When I was a kid, I enjoyed adding so much more than subtracting. Whether it was adding up how many doll friends I had, or taking inventory of my Halloween loot, adding always came naturally to me. “What’s 8 MINUS 4?” was never as much fun as, “What’s 2 PLUS 2?” Fast forward (more than) a few years, and I’m the same way today. I’m happy to add the new friend to my life, or take on the new project, or learn the new app. However, that’s exactly what leads to over-commitment and overwhelm.

Are you better at adding to your life, too? Do you say “yes” to people’s requests more often than not, without full consideration of your capacities? Do you optimistically underestimate how long an activity will take, or expect to somehow squeeze in that activity between finishing an important work project, taking the kids to soccer, calling your mother, and picking up dinner? How do you feel when you say no to a request? Do you feel overwhelmed by the ‘fear of missing out’ if you do choose to say no?

What if you absolutely had to remove 20% of the “stuff” that’s taking your time, focus, or energy? What would you subtract? You might find that the first few things are easy, and that it would even be a relief to let them go. But then it gets harder. You start thinking of what you’ll lose or miss out on if you let go of those things. You may worry about the impact creating space for yourself has on others.

Are your kids stressed because there’s so much on THEIR plates? Are you afraid that those committees you serve on will fold if you gracefully excuse yourself? Do you worry that you have to hold the family/team/project/client/house together by yourself? You might feel guilty for letting something go, so you refuse to subtract it from your life.

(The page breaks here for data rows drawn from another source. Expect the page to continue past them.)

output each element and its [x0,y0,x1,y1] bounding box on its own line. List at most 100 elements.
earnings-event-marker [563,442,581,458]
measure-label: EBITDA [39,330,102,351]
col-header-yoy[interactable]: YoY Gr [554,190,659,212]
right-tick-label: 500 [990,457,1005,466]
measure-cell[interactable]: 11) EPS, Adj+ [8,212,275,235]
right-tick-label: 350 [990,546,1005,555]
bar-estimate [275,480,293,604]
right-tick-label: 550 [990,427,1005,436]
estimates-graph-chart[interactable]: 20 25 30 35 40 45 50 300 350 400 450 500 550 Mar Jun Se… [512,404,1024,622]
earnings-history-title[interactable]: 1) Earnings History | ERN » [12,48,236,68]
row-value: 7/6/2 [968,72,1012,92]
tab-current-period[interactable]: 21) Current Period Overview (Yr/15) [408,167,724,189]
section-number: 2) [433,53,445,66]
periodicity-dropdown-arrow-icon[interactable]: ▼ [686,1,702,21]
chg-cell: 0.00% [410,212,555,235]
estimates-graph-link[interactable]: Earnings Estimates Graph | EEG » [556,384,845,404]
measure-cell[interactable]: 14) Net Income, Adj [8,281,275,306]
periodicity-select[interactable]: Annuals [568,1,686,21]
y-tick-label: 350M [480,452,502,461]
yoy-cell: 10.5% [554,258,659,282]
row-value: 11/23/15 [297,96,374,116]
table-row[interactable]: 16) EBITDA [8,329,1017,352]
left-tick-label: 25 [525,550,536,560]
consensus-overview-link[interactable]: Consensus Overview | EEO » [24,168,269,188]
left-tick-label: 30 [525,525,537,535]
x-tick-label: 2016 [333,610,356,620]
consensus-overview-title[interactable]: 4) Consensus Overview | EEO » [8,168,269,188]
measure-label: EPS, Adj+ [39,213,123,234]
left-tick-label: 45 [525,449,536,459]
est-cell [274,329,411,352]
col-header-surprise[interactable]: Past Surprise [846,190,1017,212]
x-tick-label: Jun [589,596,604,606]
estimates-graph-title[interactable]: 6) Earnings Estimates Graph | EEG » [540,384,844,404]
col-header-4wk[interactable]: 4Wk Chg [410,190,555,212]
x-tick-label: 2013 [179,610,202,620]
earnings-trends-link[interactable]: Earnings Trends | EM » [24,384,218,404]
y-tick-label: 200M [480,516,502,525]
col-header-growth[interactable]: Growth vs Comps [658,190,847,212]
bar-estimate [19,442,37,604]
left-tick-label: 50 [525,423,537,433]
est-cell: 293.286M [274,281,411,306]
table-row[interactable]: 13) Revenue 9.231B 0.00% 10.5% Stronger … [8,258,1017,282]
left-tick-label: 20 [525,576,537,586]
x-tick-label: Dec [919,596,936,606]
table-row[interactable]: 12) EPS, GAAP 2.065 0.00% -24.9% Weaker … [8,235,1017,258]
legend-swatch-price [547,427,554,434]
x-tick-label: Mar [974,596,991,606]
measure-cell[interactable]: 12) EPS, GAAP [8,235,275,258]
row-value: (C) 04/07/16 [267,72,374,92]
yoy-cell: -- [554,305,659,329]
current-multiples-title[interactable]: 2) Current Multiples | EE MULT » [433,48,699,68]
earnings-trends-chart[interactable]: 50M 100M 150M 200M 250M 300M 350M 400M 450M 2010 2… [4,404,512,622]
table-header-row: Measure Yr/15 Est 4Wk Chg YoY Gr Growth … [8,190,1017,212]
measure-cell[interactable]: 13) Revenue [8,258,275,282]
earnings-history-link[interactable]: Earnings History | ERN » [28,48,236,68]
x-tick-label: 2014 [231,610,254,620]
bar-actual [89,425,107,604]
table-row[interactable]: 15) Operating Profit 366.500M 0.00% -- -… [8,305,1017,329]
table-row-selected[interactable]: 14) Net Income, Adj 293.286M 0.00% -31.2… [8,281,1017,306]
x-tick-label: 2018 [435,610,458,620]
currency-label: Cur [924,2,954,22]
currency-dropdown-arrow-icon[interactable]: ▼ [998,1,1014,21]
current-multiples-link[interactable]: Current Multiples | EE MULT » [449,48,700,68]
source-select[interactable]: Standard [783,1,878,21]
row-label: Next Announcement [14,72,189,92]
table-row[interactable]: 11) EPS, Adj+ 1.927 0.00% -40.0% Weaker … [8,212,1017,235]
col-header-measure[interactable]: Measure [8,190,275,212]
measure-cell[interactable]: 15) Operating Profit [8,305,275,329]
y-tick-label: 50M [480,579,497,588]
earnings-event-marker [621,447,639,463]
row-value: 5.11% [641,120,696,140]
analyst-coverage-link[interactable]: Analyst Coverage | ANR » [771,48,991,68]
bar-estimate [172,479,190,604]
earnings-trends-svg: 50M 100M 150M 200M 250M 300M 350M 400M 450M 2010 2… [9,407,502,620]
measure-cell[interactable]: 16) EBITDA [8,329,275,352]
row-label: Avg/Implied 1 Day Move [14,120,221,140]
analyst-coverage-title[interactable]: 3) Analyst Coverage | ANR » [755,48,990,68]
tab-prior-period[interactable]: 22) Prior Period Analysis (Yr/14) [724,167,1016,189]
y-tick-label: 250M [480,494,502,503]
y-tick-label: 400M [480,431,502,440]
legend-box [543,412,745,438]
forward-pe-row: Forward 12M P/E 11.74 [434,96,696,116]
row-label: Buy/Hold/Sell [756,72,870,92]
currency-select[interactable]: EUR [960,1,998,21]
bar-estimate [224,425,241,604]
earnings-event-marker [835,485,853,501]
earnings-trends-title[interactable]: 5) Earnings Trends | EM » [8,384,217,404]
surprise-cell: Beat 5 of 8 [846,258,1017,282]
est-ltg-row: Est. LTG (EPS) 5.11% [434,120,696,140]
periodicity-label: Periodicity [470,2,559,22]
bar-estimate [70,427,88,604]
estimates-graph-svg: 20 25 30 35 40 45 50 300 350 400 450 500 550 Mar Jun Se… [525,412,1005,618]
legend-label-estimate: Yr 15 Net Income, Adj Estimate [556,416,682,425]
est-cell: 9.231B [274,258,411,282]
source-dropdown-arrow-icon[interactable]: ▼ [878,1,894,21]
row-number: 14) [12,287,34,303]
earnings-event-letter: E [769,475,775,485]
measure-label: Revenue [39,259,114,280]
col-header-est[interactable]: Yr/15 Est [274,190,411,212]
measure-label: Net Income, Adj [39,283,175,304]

What I’ve learned through both my own personal life experience and through coaching is that the short-term discomfort of letting go or saying “no” quickly passes. What endures is the opportunity for more space in your life, more peace, and more of what matters most for you. I challenge you to try this out – even on a small scale. Each week, choose something to subtract. Think about what activity, obligation, relationship, even limiting belief, you’re ready to let go of. How would it feel to subtract that from your life? Think past the initial discomfort, and imagine being free of it. The more you practice this, the easier it will become. Add to the enjoyment of your life by learning the power of subtracting.